WVOK-FM (97.9 FM, "97.9 WVOK") is a radio station broadcasting a hot adult contemporary music format. Licensed to Oxford, Alabama, it serves the Anniston-Oxford Metropolitan Area. It is owned and operated by Woodard Broadcasting Company, Inc.

Early history

In 1977, WVOK-FM was launched in Birmingham, Alabama as an Album-Oriented Rock radio station called "K-99." The station broadcast from the 99.5 MHz frequency; it was originally a counterpart to WVOK-AM 690 , one of the more popular Top 40 stations of its era. WVOK-FM changed its call letters to WRKK in 1979; it kept its Rock format until 1983, when it became "K Country." Several format changes later, the station is now known in Birmingham as WZRR "Talk 99.5."

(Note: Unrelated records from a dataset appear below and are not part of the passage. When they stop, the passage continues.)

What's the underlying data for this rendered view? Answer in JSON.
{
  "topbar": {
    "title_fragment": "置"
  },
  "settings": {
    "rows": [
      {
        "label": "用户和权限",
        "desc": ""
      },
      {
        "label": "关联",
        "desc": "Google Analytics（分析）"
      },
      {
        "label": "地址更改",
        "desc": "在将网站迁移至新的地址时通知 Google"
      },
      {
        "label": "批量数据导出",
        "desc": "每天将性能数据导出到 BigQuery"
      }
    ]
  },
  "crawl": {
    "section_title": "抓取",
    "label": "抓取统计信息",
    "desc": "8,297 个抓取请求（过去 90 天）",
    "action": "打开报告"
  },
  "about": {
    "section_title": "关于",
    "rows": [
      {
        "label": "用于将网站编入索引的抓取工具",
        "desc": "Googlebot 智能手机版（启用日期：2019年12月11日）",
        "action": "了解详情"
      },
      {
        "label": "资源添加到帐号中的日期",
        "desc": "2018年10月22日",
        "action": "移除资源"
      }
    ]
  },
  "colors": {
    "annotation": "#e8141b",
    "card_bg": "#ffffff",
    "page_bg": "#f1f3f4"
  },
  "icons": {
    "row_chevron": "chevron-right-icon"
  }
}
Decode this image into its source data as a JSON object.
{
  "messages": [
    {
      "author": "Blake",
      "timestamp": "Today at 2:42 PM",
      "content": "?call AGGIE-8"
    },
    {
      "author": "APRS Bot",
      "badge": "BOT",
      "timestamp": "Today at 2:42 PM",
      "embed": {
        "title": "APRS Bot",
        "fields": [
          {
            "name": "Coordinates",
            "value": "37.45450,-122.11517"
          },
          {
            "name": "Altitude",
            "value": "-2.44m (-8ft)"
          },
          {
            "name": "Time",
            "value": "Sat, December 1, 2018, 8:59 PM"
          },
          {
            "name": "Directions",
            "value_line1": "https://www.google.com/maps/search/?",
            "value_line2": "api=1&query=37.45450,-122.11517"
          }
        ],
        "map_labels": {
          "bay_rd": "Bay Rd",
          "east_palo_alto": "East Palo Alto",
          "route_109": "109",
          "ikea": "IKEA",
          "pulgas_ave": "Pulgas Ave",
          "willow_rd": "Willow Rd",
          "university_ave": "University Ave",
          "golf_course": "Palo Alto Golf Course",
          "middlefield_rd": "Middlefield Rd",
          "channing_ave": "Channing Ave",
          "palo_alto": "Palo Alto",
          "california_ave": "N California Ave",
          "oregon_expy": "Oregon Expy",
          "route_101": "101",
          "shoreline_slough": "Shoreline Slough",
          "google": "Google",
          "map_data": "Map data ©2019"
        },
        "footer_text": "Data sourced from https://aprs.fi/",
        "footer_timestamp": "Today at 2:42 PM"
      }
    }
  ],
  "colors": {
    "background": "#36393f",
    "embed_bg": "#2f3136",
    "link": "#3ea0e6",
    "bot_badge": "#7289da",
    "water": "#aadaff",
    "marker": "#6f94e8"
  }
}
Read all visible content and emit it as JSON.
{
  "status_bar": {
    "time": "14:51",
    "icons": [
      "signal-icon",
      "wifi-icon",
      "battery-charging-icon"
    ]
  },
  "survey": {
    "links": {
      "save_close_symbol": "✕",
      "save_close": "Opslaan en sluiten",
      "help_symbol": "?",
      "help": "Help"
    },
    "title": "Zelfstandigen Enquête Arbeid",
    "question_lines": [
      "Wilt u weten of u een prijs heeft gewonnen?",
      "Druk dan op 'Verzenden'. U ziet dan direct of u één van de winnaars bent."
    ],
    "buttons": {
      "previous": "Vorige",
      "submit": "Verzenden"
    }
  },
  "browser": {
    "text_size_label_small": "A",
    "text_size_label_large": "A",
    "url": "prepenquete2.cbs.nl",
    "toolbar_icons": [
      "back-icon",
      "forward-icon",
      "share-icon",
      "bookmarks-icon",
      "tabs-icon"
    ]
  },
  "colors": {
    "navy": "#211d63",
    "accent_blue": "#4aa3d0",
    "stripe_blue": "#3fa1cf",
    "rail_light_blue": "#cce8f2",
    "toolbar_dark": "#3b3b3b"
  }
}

The WVOK call letters would not be heard on the FM dial again until the creation of a new radio station in Oxford, Alabama. Jimmy and Geraldine Woodard, owners of WEYY-FM in Talladega, Alabama, were granted a construction permit for the first commercial FM station licensed to Oxford. The station began broadcast in 1990 as WKFN "K98" on the 97.9 MHz frequency. In 1992, WKFN acquired the WVOK call letters; however, its "K98" nickname remained the same.

Recent history
On February 19, 1990, K98 signed on as an Adult Contemporary station, playing music from the 1950s through the 1990s. At that time, WVOK was one of very few local stations to compete against the 100,000-watt Country music station WHMA of Anniston, known by listeners as "Alabama 100." November 6, 1996 Susquehanna Radio purchased Alabama 100 and moved it to College Park, Georgia in early 2001. After the move, Alabama 100 changed its call letters to WWWQ and became a Top-40 station serving the Atlanta radio market. As a result, WVOK saw an increase in their local Arbitron ratings.

Since K98 began broadcast in 1990, it has employed a number of various disk jockeys, including Rick Burgess from the syndicated "Rick and Bubba" radio program. Its radio format, however, has seen little change. Shortly after Clear Channel station WQEN ("103-7 the Q") relocated its transmitter from Springville, Alabama to Birmingham in early 2005, WVOK briefly changed its music format to Contemporary Hit Radio. They have, however, since returned to the lighter Hot AC format.

In early 2006, WVOK-FM began using its frequency and call letters often (instead of the "K98" nickname) as its station identifier. Its slogan is "The Best of the 80's, 90's and Today".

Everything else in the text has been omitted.